Yuza menatap sengit pada istrinya yang mundur namun saling menghadap. Segera Yuza mendekat tuk meraih tangan mungil itu, namun dalam sekali tepisan istrinya membuat tengannya lepas.
"Juara itu anak kecil, mas." Melati menatap tegas ditengah suaminya yang diam berdiri seperti serigala yang siap menerkam.
"Aku tahu," ucap Yuza tampak datar namun juga marah.
"Aku bisa ngebatin, maas." Melati melirih sedih, kepalanya mendongak lemas.
"Ak-akuu,.. aku ngerasain gimana sakitnya jadi anak yang tidak diharapkan.
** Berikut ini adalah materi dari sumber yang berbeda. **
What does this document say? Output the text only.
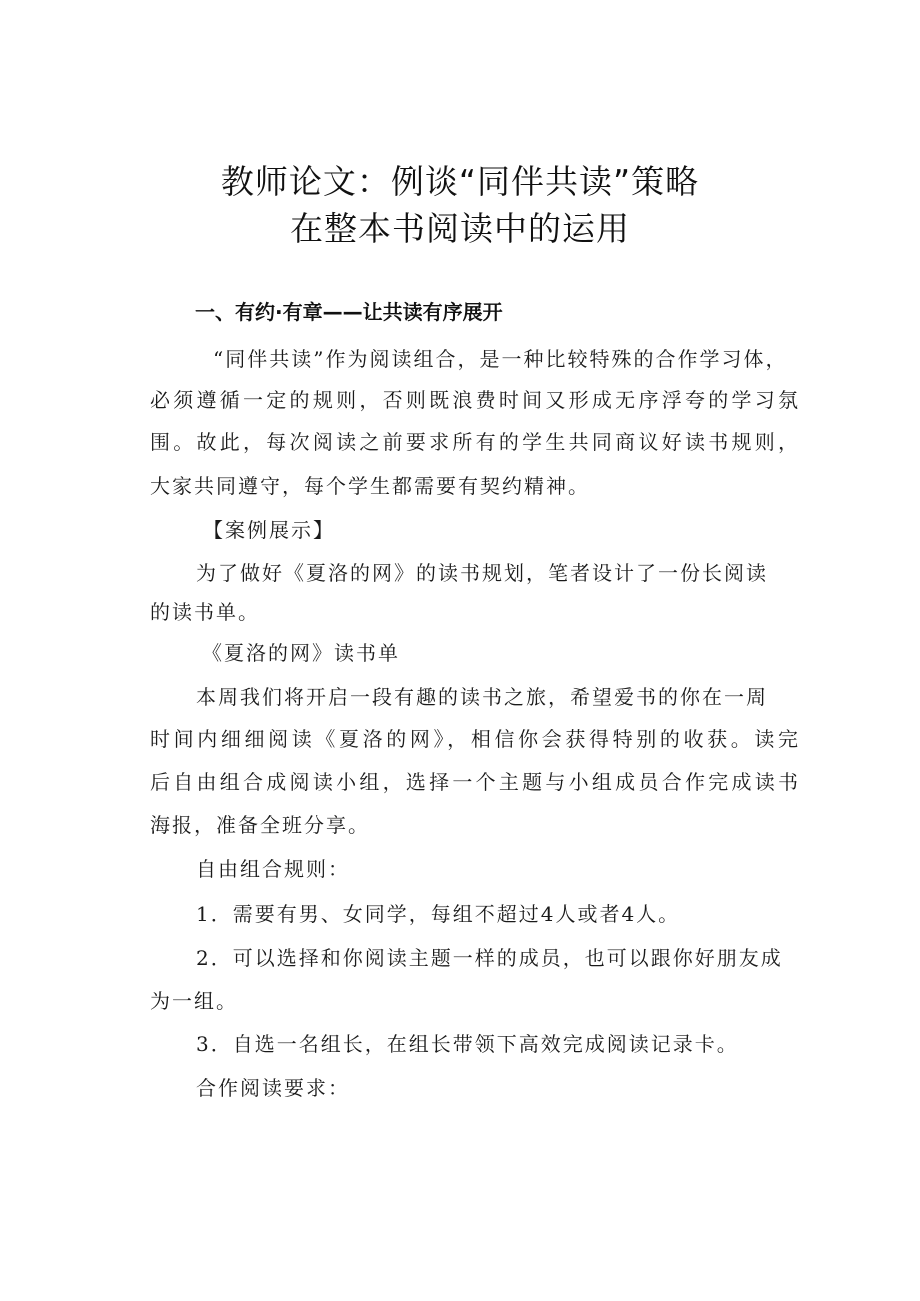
教师论文：例谈“同伴共读”策略
在整本书阅读中的运用
一、有约·有章——让共读有序展开
“同伴共读”作为阅读组合，是一种比较特殊的合作学习体，
必须遵循一定的规则，否则既浪费时间又形成无序浮夸的学习氛
围。故此，每次阅读之前要求所有的学生共同商议好读书规则，
大家共同遵守，每个学生都需要有契约精神。
【案例展示】
为了做好《夏洛的网》的读书规划，笔者设计了一份长阅读
的读书单。
《夏洛的网》读书单
本周我们将开启一段有趣的读书之旅，希望爱书的你在一周
时间内细细阅读《夏洛的网》，相信你会获得特别的收获。读完
后自由组合成阅读小组，选择一个主题与小组成员合作完成读书
海报，准备全班分享。
自由组合规则：
1．需要有男、女同学，每组不超过4人或者4人。
2．可以选择和你阅读主题一样的成员，也可以跟你好朋友成
为一组。
3．自选一名组长，在组长带领下高效完成阅读记录卡。
合作阅读要求：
Tidak diharapkan, namun juga tidak tahu kenapa bisa ada di lingkungan itu. Kenapa bisa aku ada disana kalo orang ga mau aku ada disana? Hmm?"
Pria tinggi besar itu terus saja berdiri, diam. Mata elangnya teramat menusuk kala menatap, walaupun tak ada bengisan sama sekali.
"Kata aku juga apa? Jangan adopsi anak kalo mas Yuza ga siap!" Ungkap Melati melangkah satu langkah, memajukan wajah dengan tegas. Airmatanya menetes mudah.
"Terus sekarang apa? Sekarang gimana? Hmm? Kita balikin Juara ke panti? Aku ga mau!! Mas Yuza yang salah!" Lanjutnya teramat serius.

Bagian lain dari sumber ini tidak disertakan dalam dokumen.